Uniformly picking a random element from a gigantic stream.

Alternative

Given a stream of elements too large to store in memory, pick a random element from the stream with uniform probability.

Solution

Naively, we could process the stream and store all the elements we encounter in a list, find its size, and pick a random element from [0, size - 1]. The problem with this approach is that it would take O(N) space for a large N.

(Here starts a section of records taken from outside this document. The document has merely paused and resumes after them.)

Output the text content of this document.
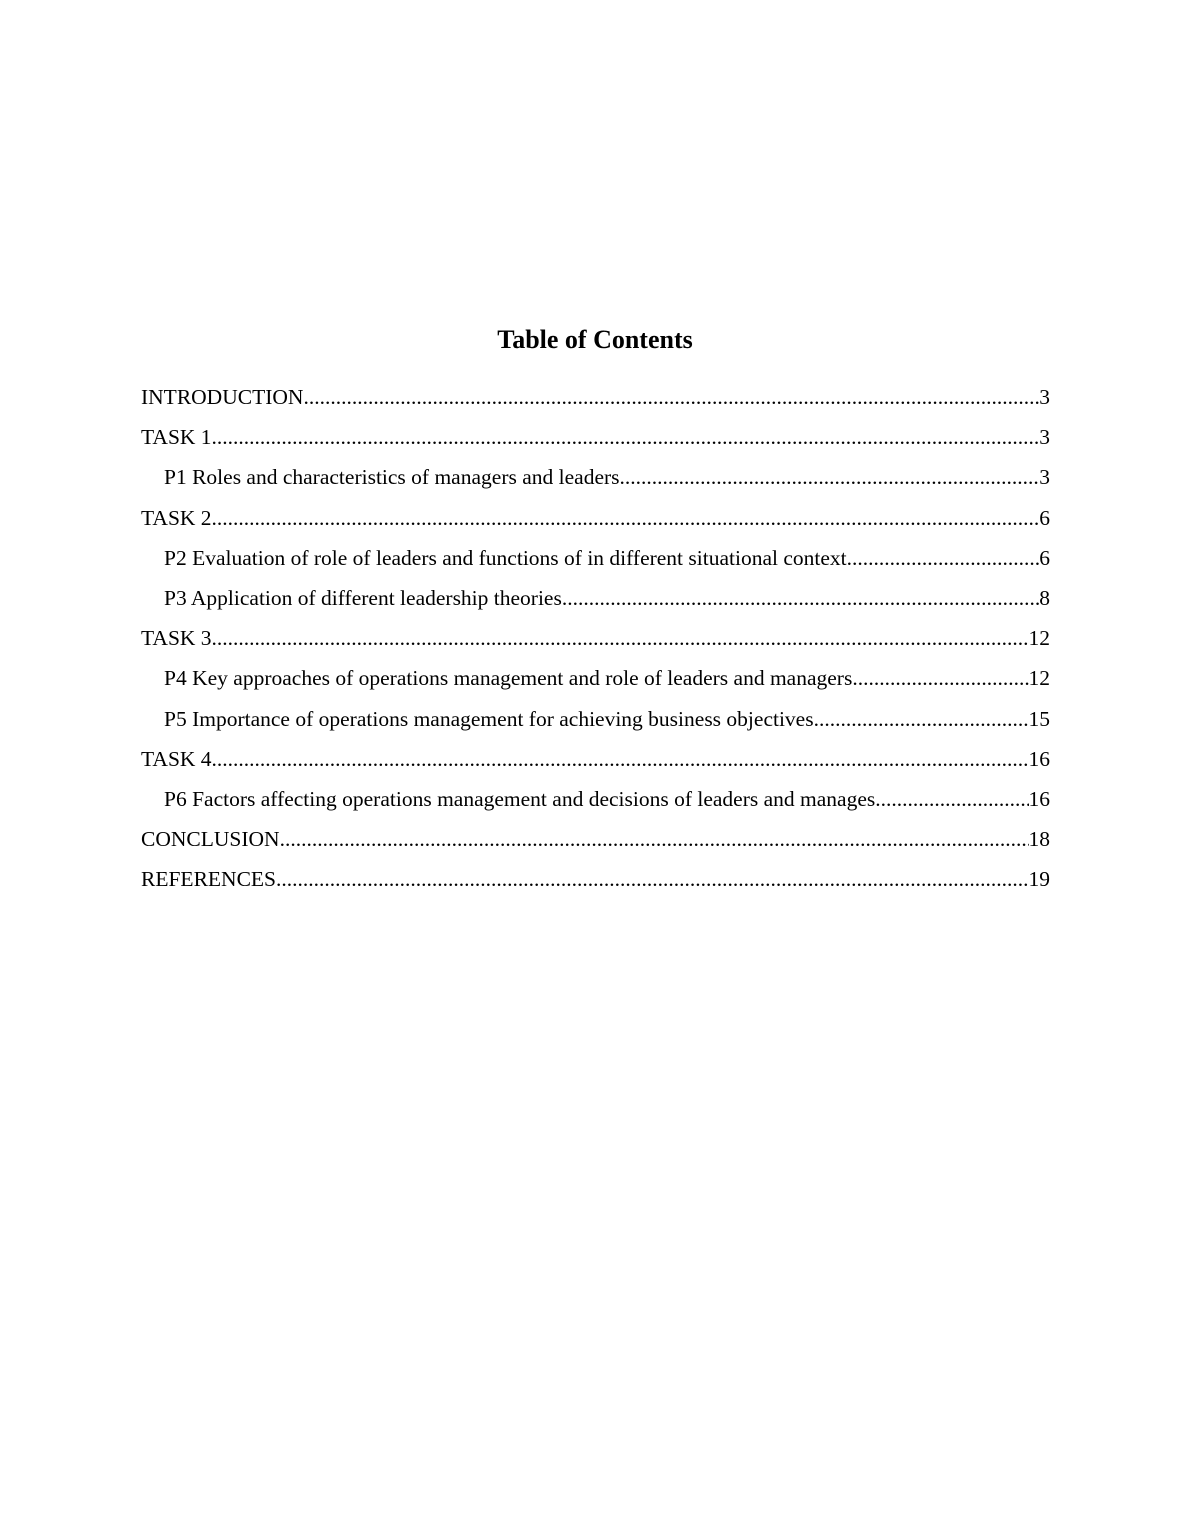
Table of Contents
INTRODUCTION .....	3
TASK 1 .....	3
P1 Roles and characteristics of managers and leaders .....	3
TASK 2 .....	6
P2 Evaluation of role of leaders and functions of in different situational context .....	6
P3 Application of different leadership theories .....	8
TASK 3 .....	12
P4 Key approaches of operations management and role of leaders and managers .....	12
P5 Importance of operations management for achieving business objectives .....	15
TASK 4 .....	16
P6 Factors affecting operations management and decisions of leaders and manages .....	16
CONCLUSION .....	18
REFERENCES .....	19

Instead, let’s attempt to solve using loop invariants. On the ith iteration of our loop to pick a random element, let’s assume we already picked an element uniformly from [0, i - 1]. In order to maintain the loop invariant, we would need to pick the ith element as the new random element at 1 / (i + 1) chance. For the base case where i = 0, let’s say the random element is the first one. Then we know it works because

  • For i = 0, we would’ve picked uniformly from [0, 0].
  • For i > 0, before the loop began, any element K in [0, i - 1] had 1 / i chance of being chosen as the random element. We want K to have 1 / (i + 1) chance of being chosen after the iteration. This is the case since the chance of having being chosen already but not getting swapped with the ith element is 1 / i * (1 - (1 / (i + 1))) which is 1 / i * i / (i + 1) or 1 / (i + 1)

Let’s see how the code would look:

import random

def pick(big_stream):
    random_element = None

    for i, e in enumerate(big_stream):
        if i == 0:
            random_element = e
        if random.randint(1, i + 1) == 1:
            random_element = e
    return random_element

Since we are only storing a single variable, this only takes up constant space!

Turns out this algorithm is called Reservoir Sampling.